Федор Федорович сидел на банкетке у стены и, провожая взглядом нянечку, толкающую каталку, что-то бормотал. Люсю посадили рядом. Она еще долго плакала и не слышала, что говорит отец.
Когда рыдания перешли в судорожное икание, Люся разобрала слова отца:
— Ты, Нюрочка, всегда по-умственному лучше меня была. И теперь вот, как рассудила, так я и жить буду. Боюсь, заморозят тебя в леднике. Радикулит опять прострелит.
— Папа! — Люся испуганно и шумно икнула. — Папа! Что ты! Мама умерла, понимаешь?
Конечно. Но наша мама не такая, чтобы нас бросить. Она со мной разговаривает. А с тобой нет? Ты плакать перестань и тихо прислушайся, что у тебя в голове ее голосом вешает У Люси в голове бились две страшные мысли: мама умерла, папа свихнулся.
Но в последующие дни отец не заводил разговоров о голосах, тихо лежал на больничной койке, старался не стонать от боли. На перевязках тоже не корчился, только слезы текли по щекам. Процедурная сестра его жалела, приносила из дому, из своих тайных запасов, сильное обезболивающее и колола вечером — хоть ночь проспит спокойно.
Люся погрузилась в заботы, связанные с похоронами и поминками. Временами она плакала, но уже тихо, чтобы не пугать сына.

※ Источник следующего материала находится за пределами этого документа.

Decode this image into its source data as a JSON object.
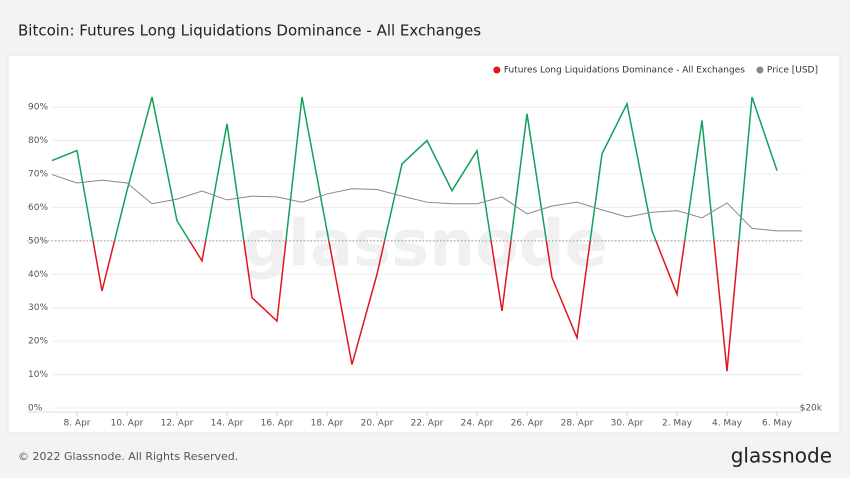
{
  "chart_data": {
    "type": "line",
    "title": "Bitcoin: Futures Long Liquidations Dominance - All Exchanges",
    "footer": "© 2022 Glassnode. All Rights Reserved.",
    "brand": "glassnode",
    "x": [
      "2022-04-07",
      "2022-04-08",
      "2022-04-09",
      "2022-04-10",
      "2022-04-11",
      "2022-04-12",
      "2022-04-13",
      "2022-04-14",
      "2022-04-15",
      "2022-04-16",
      "2022-04-17",
      "2022-04-18",
      "2022-04-19",
      "2022-04-20",
      "2022-04-21",
      "2022-04-22",
      "2022-04-23",
      "2022-04-24",
      "2022-04-25",
      "2022-04-26",
      "2022-04-27",
      "2022-04-28",
      "2022-04-29",
      "2022-04-30",
      "2022-05-01",
      "2022-05-02",
      "2022-05-03",
      "2022-05-04",
      "2022-05-05",
      "2022-05-06",
      "2022-05-07"
    ],
    "xlim": [
      "2022-04-06",
      "2022-05-07"
    ],
    "xticks": [
      {
        "value": "2022-04-08",
        "label": "8. Apr"
      },
      {
        "value": "2022-04-10",
        "label": "10. Apr"
      },
      {
        "value": "2022-04-12",
        "label": "12. Apr"
      },
      {
        "value": "2022-04-14",
        "label": "14. Apr"
      },
      {
        "value": "2022-04-16",
        "label": "16. Apr"
      },
      {
        "value": "2022-04-18",
        "label": "18. Apr"
      },
      {
        "value": "2022-04-20",
        "label": "20. Apr"
      },
      {
        "value": "2022-04-22",
        "label": "22. Apr"
      },
      {
        "value": "2022-04-24",
        "label": "24. Apr"
      },
      {
        "value": "2022-04-26",
        "label": "26. Apr"
      },
      {
        "value": "2022-04-28",
        "label": "28. Apr"
      },
      {
        "value": "2022-04-30",
        "label": "30. Apr"
      },
      {
        "value": "2022-05-02",
        "label": "2. May"
      },
      {
        "value": "2022-05-04",
        "label": "4. May"
      },
      {
        "value": "2022-05-06",
        "label": "6. May"
      }
    ],
    "ylim": [
      0,
      99
    ],
    "yticks": [
      {
        "value": 0,
        "label": "0%"
      },
      {
        "value": 10,
        "label": "10%"
      },
      {
        "value": 20,
        "label": "20%"
      },
      {
        "value": 30,
        "label": "30%"
      },
      {
        "value": 40,
        "label": "40%"
      },
      {
        "value": 50,
        "label": "50%"
      },
      {
        "value": 60,
        "label": "60%"
      },
      {
        "value": 70,
        "label": "70%"
      },
      {
        "value": 80,
        "label": "80%"
      },
      {
        "value": 90,
        "label": "90%"
      }
    ],
    "y2lim": [
      20000,
      60000
    ],
    "y2log": true,
    "y2ticks": [
      {
        "value": 20000,
        "label": "$20k"
      }
    ],
    "grid": true,
    "threshold": 50,
    "legend": "top-right",
    "series": [
      {
        "name": "Futures Long Liquidations Dominance - All Exchanges",
        "color": "#e0161c",
        "color_above": "#13a05b",
        "values": [
          74,
          77,
          35,
          65,
          93,
          56,
          44,
          85,
          33,
          26,
          93,
          53,
          13,
          40,
          73,
          80,
          65,
          77,
          29,
          88,
          39,
          21,
          76,
          91,
          53,
          34,
          86,
          11,
          93,
          71,
          null
        ]
      },
      {
        "name": "Price [USD]",
        "color": "#888888",
        "axis": "y2",
        "values": [
          43400,
          42200,
          42600,
          42200,
          39400,
          40000,
          41100,
          39900,
          40400,
          40300,
          39600,
          40700,
          41400,
          41300,
          40400,
          39600,
          39400,
          39400,
          40300,
          38100,
          39100,
          39600,
          38600,
          37700,
          38300,
          38500,
          37600,
          39500,
          36300,
          36000,
          36000
        ]
      }
    ]
  }
}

Димка никак не мог понять из маминых объяснений, что бабушкина душа еще сорок дней будет делать на земле, пока не отправится на небо. И зачем зеркало на трюмо закрыли черной тряпкой. Говорят: чтобы дух бабушки не испугался, если увидит себя. Бабушка была очень красивая и добрая. Значит, и дух у нее хороший, не страшный. Димка тайком сдергивал покрывало с зеркала, говорил — само упало.
* * *
Чужие люди не были Татьяне в тягость. Она не воспринимала их досадной обузой. Ее дом впервые ожил. Ни громкая ухающая музыка на вечеринках детей, ни визиты подруг и родственников за все это время не растопили холодную отчужденность стен и комнат. А теперь носилась по этажам Тоська, суетилась на кухне Любаша, уютно пыхтел трубкой Василий.
Василий преподнес им сюрприз Или создал проблему?
Татьяна вернулась из «коровника» и обнаружила его в новом обличье. Глаза блестят, мурлычет какую-то песенку и… да, от него пахнет спиртным.
— Танюша, позвольте вам сделать подарок. — Он протянул ее портрет, написанный акварелью. — Не ругайте! Похозяйничал у вас в кабинете, стащил краски. Нравится? Акварель — это то, что вам, вашим волосам, цвету кожи очень подходит. Женщина-акварель!
Самая длинная тирада за все время пребывания его здесь.